In such cases, a cardiac surgeon will explant (remove) the heart pump, an operation that — because of its complexity and potential to reverse the heart’s recovery due to the stress of surgery — surgeons are increasingly performing using a minimally invasive approach. Using this approach, the surgeon removes the pump through a small incision over the apex of the heart rather than a sternotomy. The minimally invasive procedure, however, is not without drawbacks.
“With a minimally invasive explant, our ability to do the maneuvers we could do with an open operation is limited,” Dr. Soleimani explains. “When we remove the pump, the patient is left with a defect at the heart’s apex that is up to two inches in diameter. The conventional way to deal with that is to close it by suturing, but that prolongs the operation and risks bleeding and other complications that could hamper the patient’s recovery and compromise the recovery state of the heart.”

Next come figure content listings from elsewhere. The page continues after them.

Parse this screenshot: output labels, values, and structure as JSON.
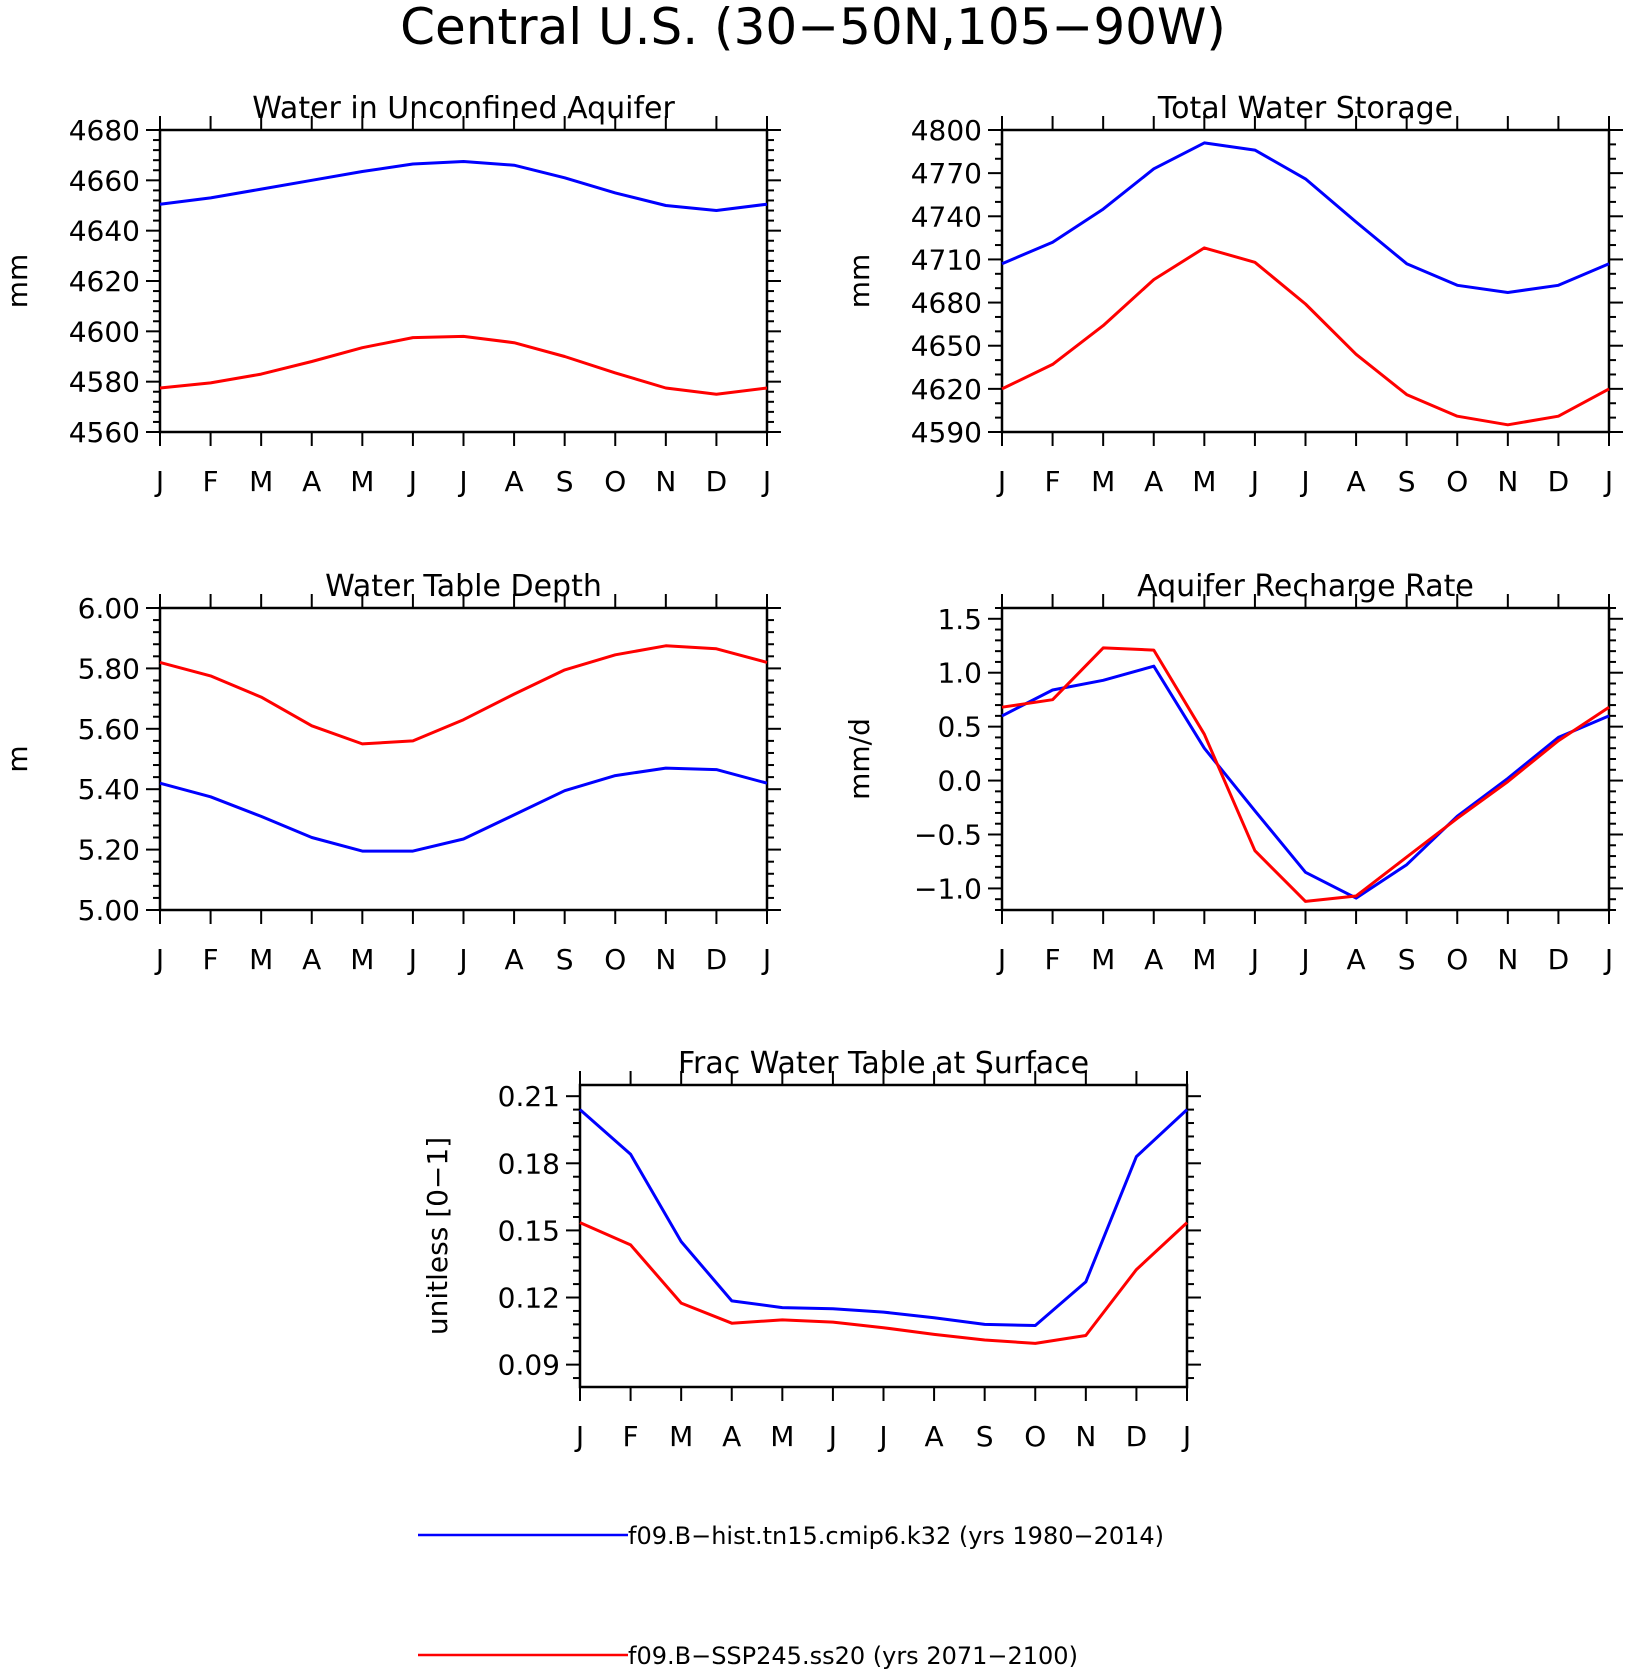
{
  "figure": {
    "title": "Central U.S. (30−50N,105−90W)"
  },
  "colors": {
    "hist": "#0000ff",
    "ssp": "#ff0000",
    "frame": "#000000"
  },
  "legend": [
    {
      "label": "f09.B−hist.tn15.cmip6.k32 (yrs 1980−2014)",
      "color": "#0000ff"
    },
    {
      "label": "f09.B−SSP245.ss20 (yrs 2071−2100)",
      "color": "#ff0000"
    }
  ],
  "chart_data": [
    {
      "type": "line",
      "title": "Water in Unconfined Aquifer",
      "ylabel": "mm",
      "xlabel": "",
      "categories": [
        "J",
        "F",
        "M",
        "A",
        "M",
        "J",
        "J",
        "A",
        "S",
        "O",
        "N",
        "D",
        "J"
      ],
      "ylim": [
        4560,
        4680
      ],
      "yticks": [
        4560,
        4580,
        4600,
        4620,
        4640,
        4660,
        4680
      ],
      "yminor_per_major": 4,
      "ydecimals": 0,
      "series": [
        {
          "color": "#0000ff",
          "values": [
            4650.5,
            4653,
            4656.5,
            4660,
            4663.5,
            4666.5,
            4667.5,
            4666,
            4661,
            4655,
            4650,
            4648,
            4650.5
          ]
        },
        {
          "color": "#ff0000",
          "values": [
            4577.5,
            4579.5,
            4583,
            4588,
            4593.5,
            4597.5,
            4598,
            4595.5,
            4590,
            4583.5,
            4577.5,
            4575,
            4577.5
          ]
        }
      ]
    },
    {
      "type": "line",
      "title": "Total Water Storage",
      "ylabel": "mm",
      "xlabel": "",
      "categories": [
        "J",
        "F",
        "M",
        "A",
        "M",
        "J",
        "J",
        "A",
        "S",
        "O",
        "N",
        "D",
        "J"
      ],
      "ylim": [
        4590,
        4800
      ],
      "yticks": [
        4590,
        4620,
        4650,
        4680,
        4710,
        4740,
        4770,
        4800
      ],
      "yminor_per_major": 2,
      "ydecimals": 0,
      "series": [
        {
          "color": "#0000ff",
          "values": [
            4707,
            4722,
            4745,
            4773,
            4791,
            4786,
            4766,
            4736,
            4707,
            4692,
            4687,
            4692,
            4707
          ]
        },
        {
          "color": "#ff0000",
          "values": [
            4620,
            4637,
            4664,
            4696,
            4718,
            4708,
            4679,
            4644,
            4616,
            4601,
            4595,
            4601,
            4620
          ]
        }
      ]
    },
    {
      "type": "line",
      "title": "Water Table Depth",
      "ylabel": "m",
      "xlabel": "",
      "categories": [
        "J",
        "F",
        "M",
        "A",
        "M",
        "J",
        "J",
        "A",
        "S",
        "O",
        "N",
        "D",
        "J"
      ],
      "ylim": [
        5.0,
        6.0
      ],
      "yticks": [
        5.0,
        5.2,
        5.4,
        5.6,
        5.8,
        6.0
      ],
      "yminor_per_major": 4,
      "ydecimals": 2,
      "series": [
        {
          "color": "#0000ff",
          "values": [
            5.42,
            5.375,
            5.31,
            5.24,
            5.195,
            5.195,
            5.235,
            5.315,
            5.395,
            5.445,
            5.47,
            5.465,
            5.42
          ]
        },
        {
          "color": "#ff0000",
          "values": [
            5.82,
            5.775,
            5.705,
            5.61,
            5.55,
            5.56,
            5.63,
            5.715,
            5.795,
            5.845,
            5.875,
            5.865,
            5.82
          ]
        }
      ]
    },
    {
      "type": "line",
      "title": "Aquifer Recharge Rate",
      "ylabel": "mm/d",
      "xlabel": "",
      "categories": [
        "J",
        "F",
        "M",
        "A",
        "M",
        "J",
        "J",
        "A",
        "S",
        "O",
        "N",
        "D",
        "J"
      ],
      "ylim": [
        -1.2,
        1.6
      ],
      "yticks": [
        -1.0,
        -0.5,
        0.0,
        0.5,
        1.0,
        1.5
      ],
      "yminor_per_major": 4,
      "ydecimals": 1,
      "series": [
        {
          "color": "#0000ff",
          "values": [
            0.6,
            0.84,
            0.93,
            1.06,
            0.3,
            -0.28,
            -0.85,
            -1.09,
            -0.78,
            -0.33,
            0.02,
            0.4,
            0.6
          ]
        },
        {
          "color": "#ff0000",
          "values": [
            0.68,
            0.75,
            1.23,
            1.21,
            0.43,
            -0.65,
            -1.12,
            -1.07,
            -0.71,
            -0.35,
            -0.01,
            0.37,
            0.68
          ]
        }
      ]
    },
    {
      "type": "line",
      "title": "Frac Water Table at Surface",
      "ylabel": "unitless [0−1]",
      "xlabel": "",
      "categories": [
        "J",
        "F",
        "M",
        "A",
        "M",
        "J",
        "J",
        "A",
        "S",
        "O",
        "N",
        "D",
        "J"
      ],
      "ylim": [
        0.08,
        0.215
      ],
      "yticks": [
        0.09,
        0.12,
        0.15,
        0.18,
        0.21
      ],
      "yminor_per_major": 4,
      "ydecimals": 2,
      "series": [
        {
          "color": "#0000ff",
          "values": [
            0.204,
            0.184,
            0.145,
            0.1185,
            0.1155,
            0.115,
            0.1135,
            0.111,
            0.108,
            0.1075,
            0.127,
            0.183,
            0.204
          ]
        },
        {
          "color": "#ff0000",
          "values": [
            0.1535,
            0.1435,
            0.1175,
            0.1085,
            0.11,
            0.109,
            0.1065,
            0.1035,
            0.101,
            0.0995,
            0.103,
            0.1325,
            0.1535
          ]
        }
      ]
    }
  ]
}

To solve that problem, in carefully selected patients, Dr. Soleimani uses an emerging technology — solid titanium plugs to close the hole in the heart. A non-FDA-approved technology that is not widely used in the United States, titanium plugs increase the speed and efficiency, as well as reduce complications of minimally invasive heart pump explantations.

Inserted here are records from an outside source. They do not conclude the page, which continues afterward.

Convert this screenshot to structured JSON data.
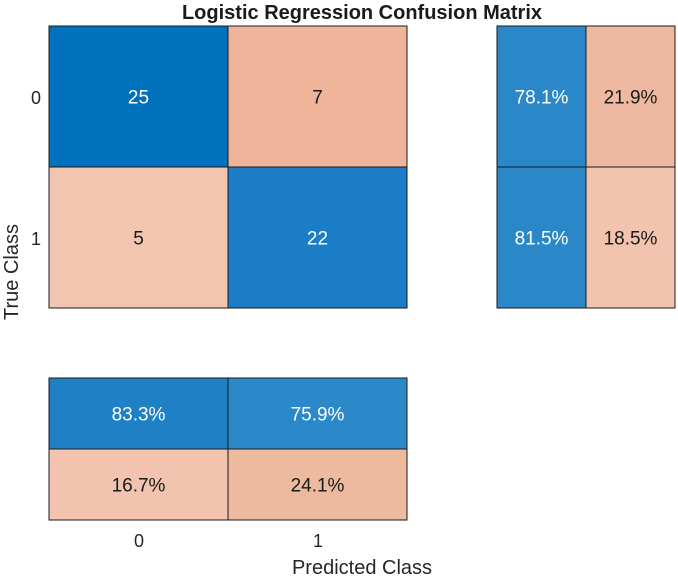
{
  "chart_data": {
    "type": "heatmap",
    "title": "Logistic Regression Confusion Matrix",
    "xlabel": "Predicted Class",
    "ylabel": "True Class",
    "x_categories": [
      "0",
      "1"
    ],
    "y_categories": [
      "0",
      "1"
    ],
    "matrix": [
      [
        25,
        7
      ],
      [
        5,
        22
      ]
    ],
    "row_summary": [
      [
        "78.1%",
        "21.9%"
      ],
      [
        "81.5%",
        "18.5%"
      ]
    ],
    "column_summary": [
      [
        "83.3%",
        "75.9%"
      ],
      [
        "16.7%",
        "24.1%"
      ]
    ],
    "colors": {
      "diagonal_high": "#0072bd",
      "diagonal_low": "#1c7dc7",
      "off_diagonal_high": "#efb59a",
      "off_diagonal_low": "#f2c5b0",
      "row_correct": "#2a88c9",
      "row_incorrect_high": "#efb9a1",
      "row_incorrect_low": "#f2c4b0",
      "col_correct_high": "#1f80c5",
      "col_correct_low": "#2b89c9",
      "col_incorrect_low": "#f2c4b0",
      "col_incorrect_high": "#edb99f"
    }
  }
}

“Titanium is not a reactive metal, so the metal surface that’s exposed within the heart doesn’t cause inflammation or other reactions,” Dr. Soleimani says. “The plug stays in place for life.”
Penn State Health has used titanium plugs in two cases, both of which received FDA approval on compassionate use grounds. The results have been excellent, and Dr. Soleimani hopes to perform up to five minimally invasive heart pump explantations with titanium plugs per year. Minimally invasive explantation using the plugs is ripe for widespread adoption, he believes, once other centers recognize its benefits.

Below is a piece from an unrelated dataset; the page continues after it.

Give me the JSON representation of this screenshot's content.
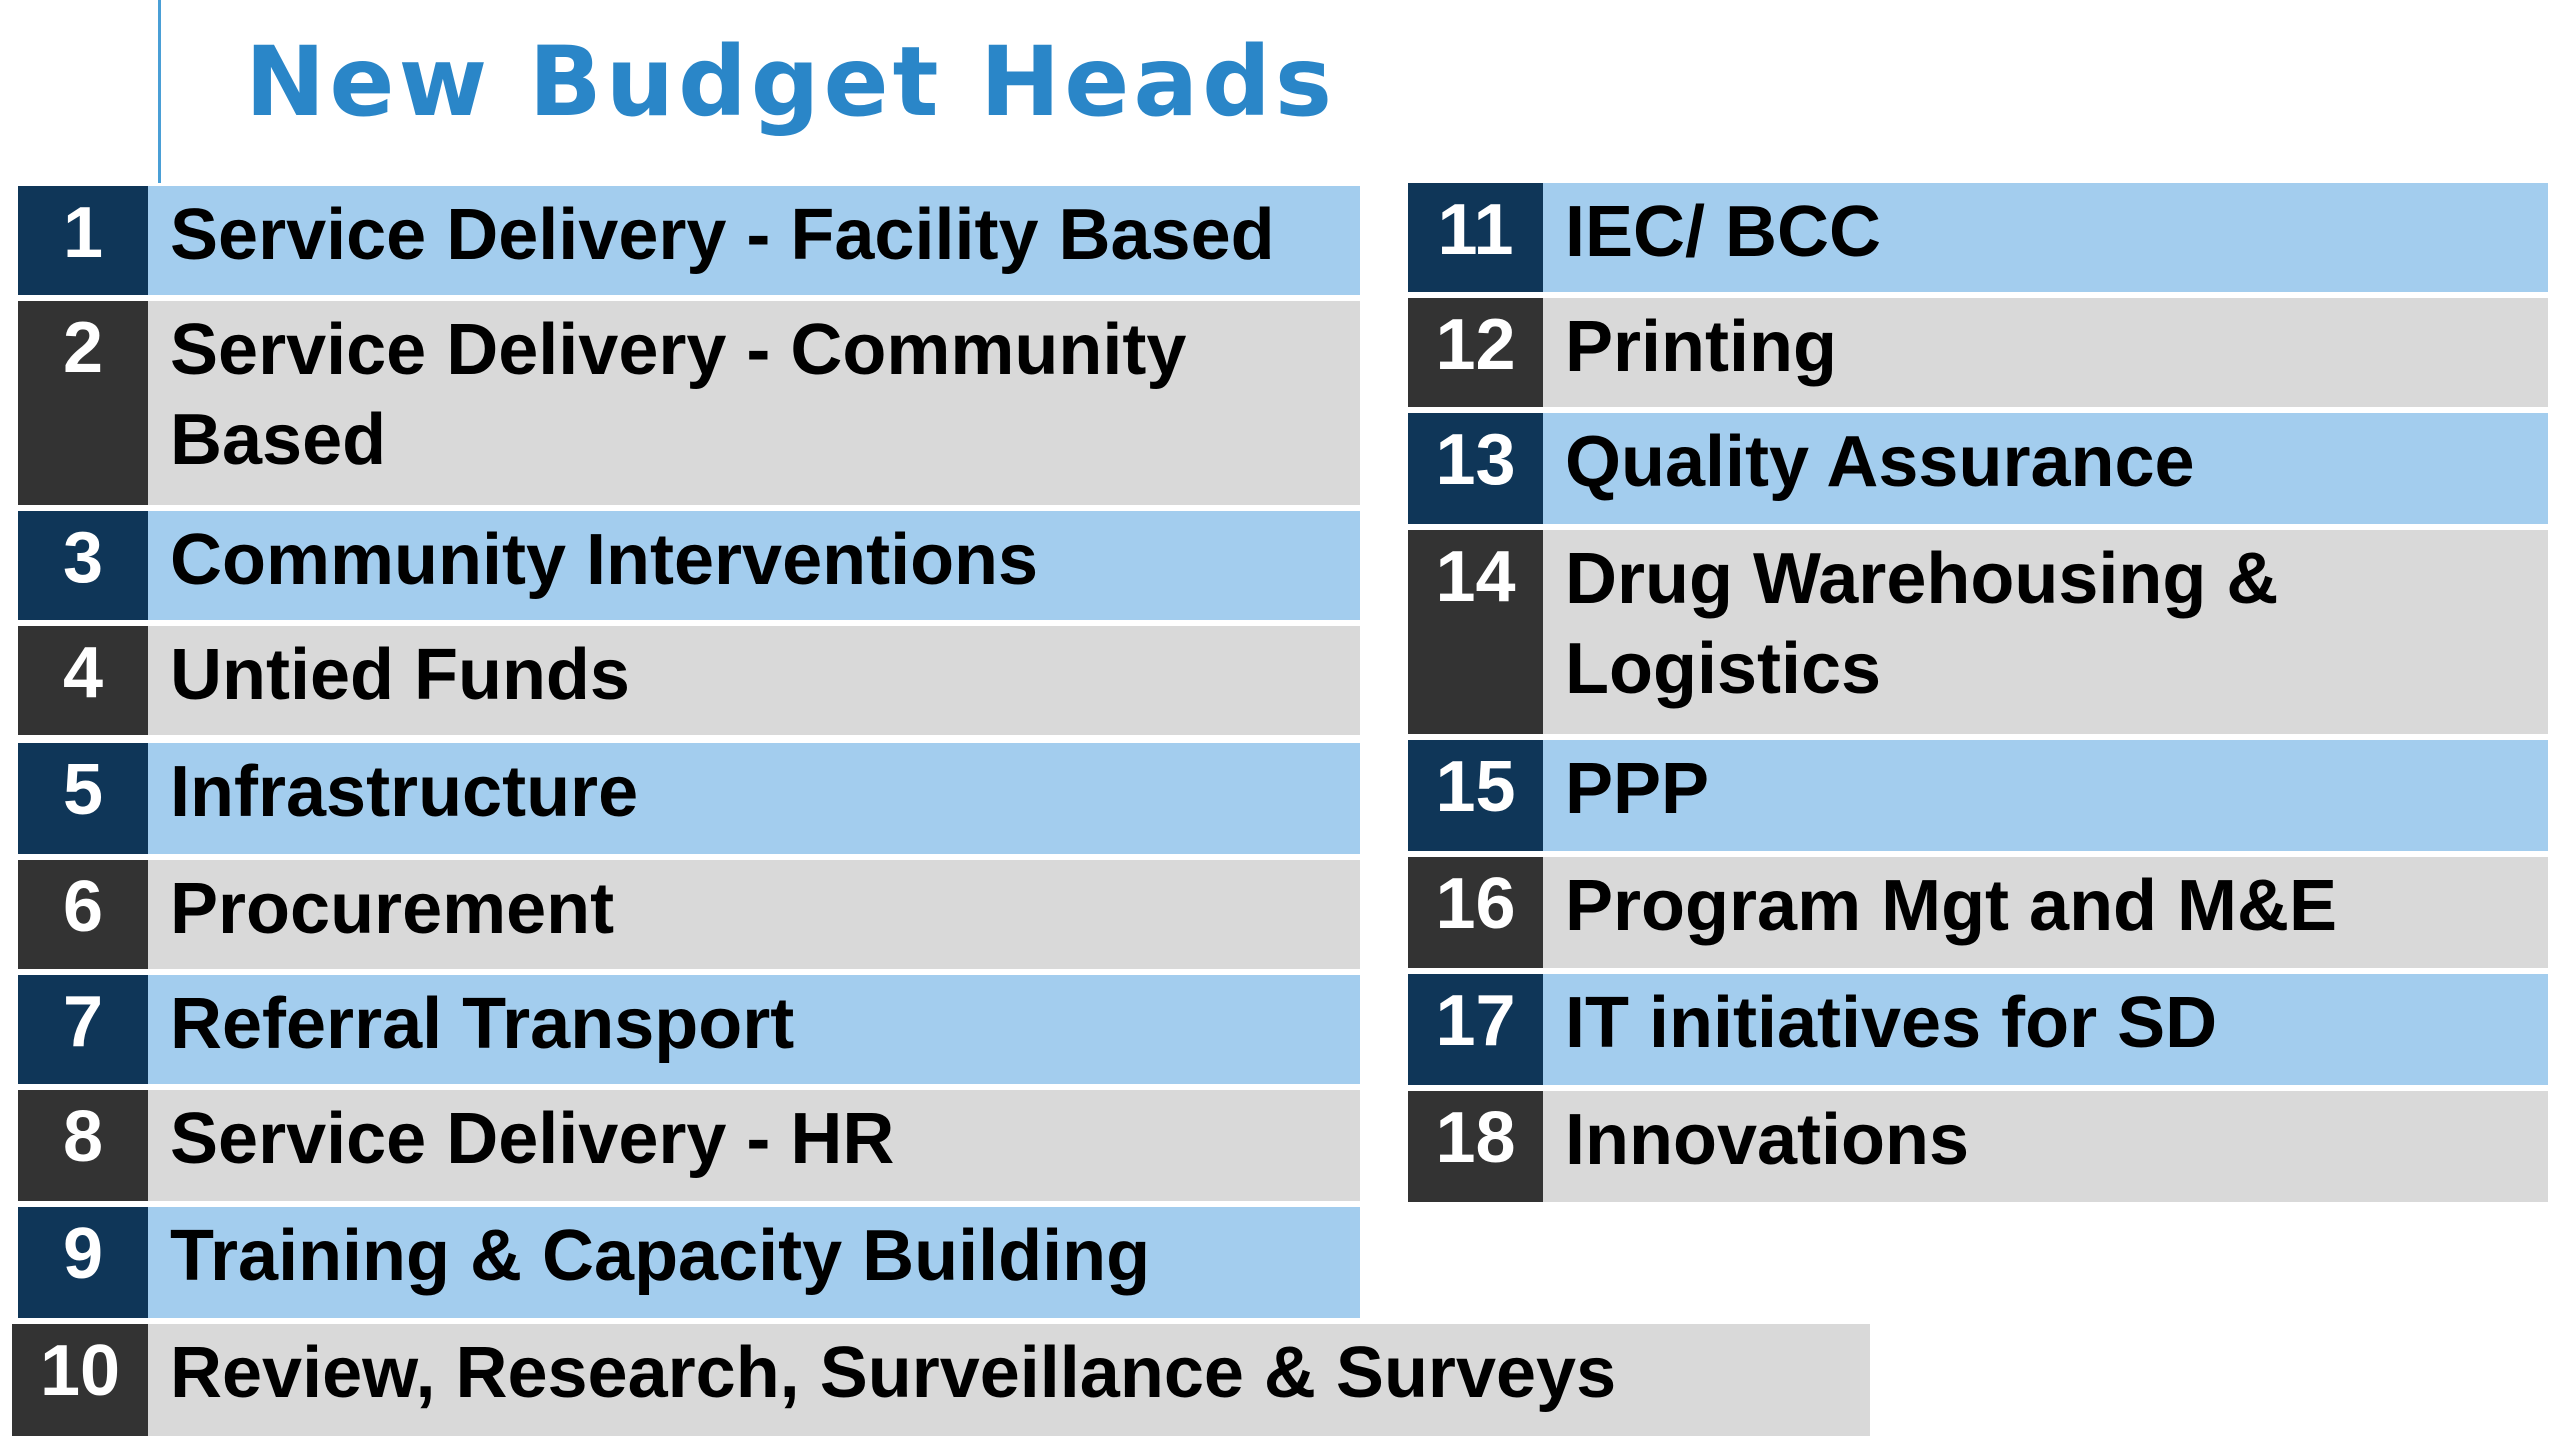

“A lot of centers are concerned about the fragility of the recovery state and the risks of performing a complex operation to remove these pumps, so they keep patients who are in a recovery state on mechanical circulatory support,” Dr. Soleimani explains. “Heart pumps aren’t perfect. They can cause complications, such as stroke. Leaving patients on pumps when they no longer need them puts them at unnecessary risk. As other centers realize the safety and efficacy of this new technology, more and more patients will benefit from explanting these devices and freeing them of the burden of living with a pump.”